VARMA:With respect for the local civilisation…
DALRYMPLE: That comes next. Then you get [a phase when] there is a measure of cultural parity; where the British are a bit more powerful but they can still be beaten. In 1779 at the Battle of Pollilur, Tipu Sultan defeats the Company, takes their entire army prisoner. The power is debatable and a chance fluke in a battle can make it go either way. At this point, you get a measure of inter marriage—one in three British men in India is married to an Indian woman. As power decreases on the Indian side and increases on the British side, as industrial revolution kicks in, as a militarised, mechanised army arrives, as the British government becomes more involved as opposed to the Company, you get to see that slipping away. So from one in three inter marriages in 1780s, it goes to one in four in the 1800s, one in five by 1810, one in six by 1830 and more or less gone by the 1840s. And then you get a measure of racism setting in. The history of racism varies with the decades—it is not a solid thing. It is like fashion—like hemlines or anything else. High British racism kicks in properly in the 1830s and 1840s, and you get a completely different attitude…

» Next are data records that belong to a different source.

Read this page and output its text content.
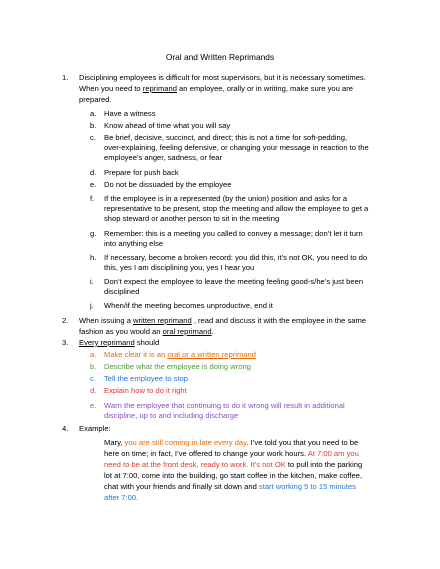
Oral and Written Reprimands
1. Disciplining employees is difficult for most supervisors, but it is necessary sometimes.
When you need to reprimand an employee, orally or in writing, make sure you are
prepared.
a. Have a witness
b. Know ahead of time what you will say
c. Be brief, decisive, succinct, and direct; this is not a time for soft-pedding,
over-explaining, feeling defensive, or changing your message in reaction to the
employee’s anger, sadness, or fear
d. Prepare for push back
e. Do not be dissuaded by the employee
f. If the employee is in a represented (by the union) position and asks for a
representative to be present, stop the meeting and allow the employee to get a
shop steward or another person to sit in the meeting
g. Remember: this is a meeting you called to convey a message; don’t let it turn
into anything else
h. If necessary, become a broken record: you did this, it’s not OK, you need to do
this, yes I am disciplining you, yes I hear you
i. Don’t expect the employee to leave the meeting feeling good-s/he’s just been
disciplined
j. When/if the meeting becomes unproductive, end it
2. When issuing a written reprimand , read and discuss it with the employee in the same
fashion as you would an oral reprimand.
3. Every reprimand should
a. Make clear it is an oral or a written reprimand
b. Describe what the employee is doing wrong
c. Tell the employee to stop
d. Explain how to do it right
e. Warn the employee that continuing to do it wrong will result in additional
discipline, up to and including discharge
4. Example:
Mary, you are still coming in late every day. I’ve told you that you need to be
here on time; in fact, I’ve offered to change your work hours. At 7:00 am you
need to be at the front desk, ready to work. It’s not OK to pull into the parking
lot at 7:00, come into the building, go start coffee in the kitchen, make coffee,
chat with your friends and finally sit down and start working 5 to 15 minutes
after 7:00.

VARMA: Have you ever been accused of romanticising some aspects of what the British interaction brought to India?
DALRYMPLE: I think there were accusations of romanticism in White Mughals. And I had a very interesting debate with Pankaj… We had a disagreement over White Mughals. He thought it was a very romanticised take. We had a long debate in an American journal. But by the time The Last Mughal came out, there was much less of that, in that The Last Mughal gives, I think, by far the most graphic account of British war crimes [in Delhi] that has ever been published. [It] revealed the degree to which the British completely destroyed a city and created what in any modern court of law would be described as terrific war crimes. In the final instance, the gates were locked, troops were placed outside each of the exits and every single male who was found in the city of Delhi—over the age of 16—was killed.
VARMA: And the vandalisation of the city! Bayonets [scraped] away even the last semi-precious stones of the Divan-e-Khaas in the Red Fort. The whole ground was cleared up to Jama Masjid…
DALRYMPLE: Again, we use the term ‘the British’. It is always important in these things to distinguish individuals. The fact that Jama Masjid exists at all today—because it was slated to be replaced by a Gothic Cathedral—is due to the Governor of Punjab, who arrived just in time. And the fact that the Red Fort wall survived… The British were all set to follow the original plan to completely destroy the Red Fort.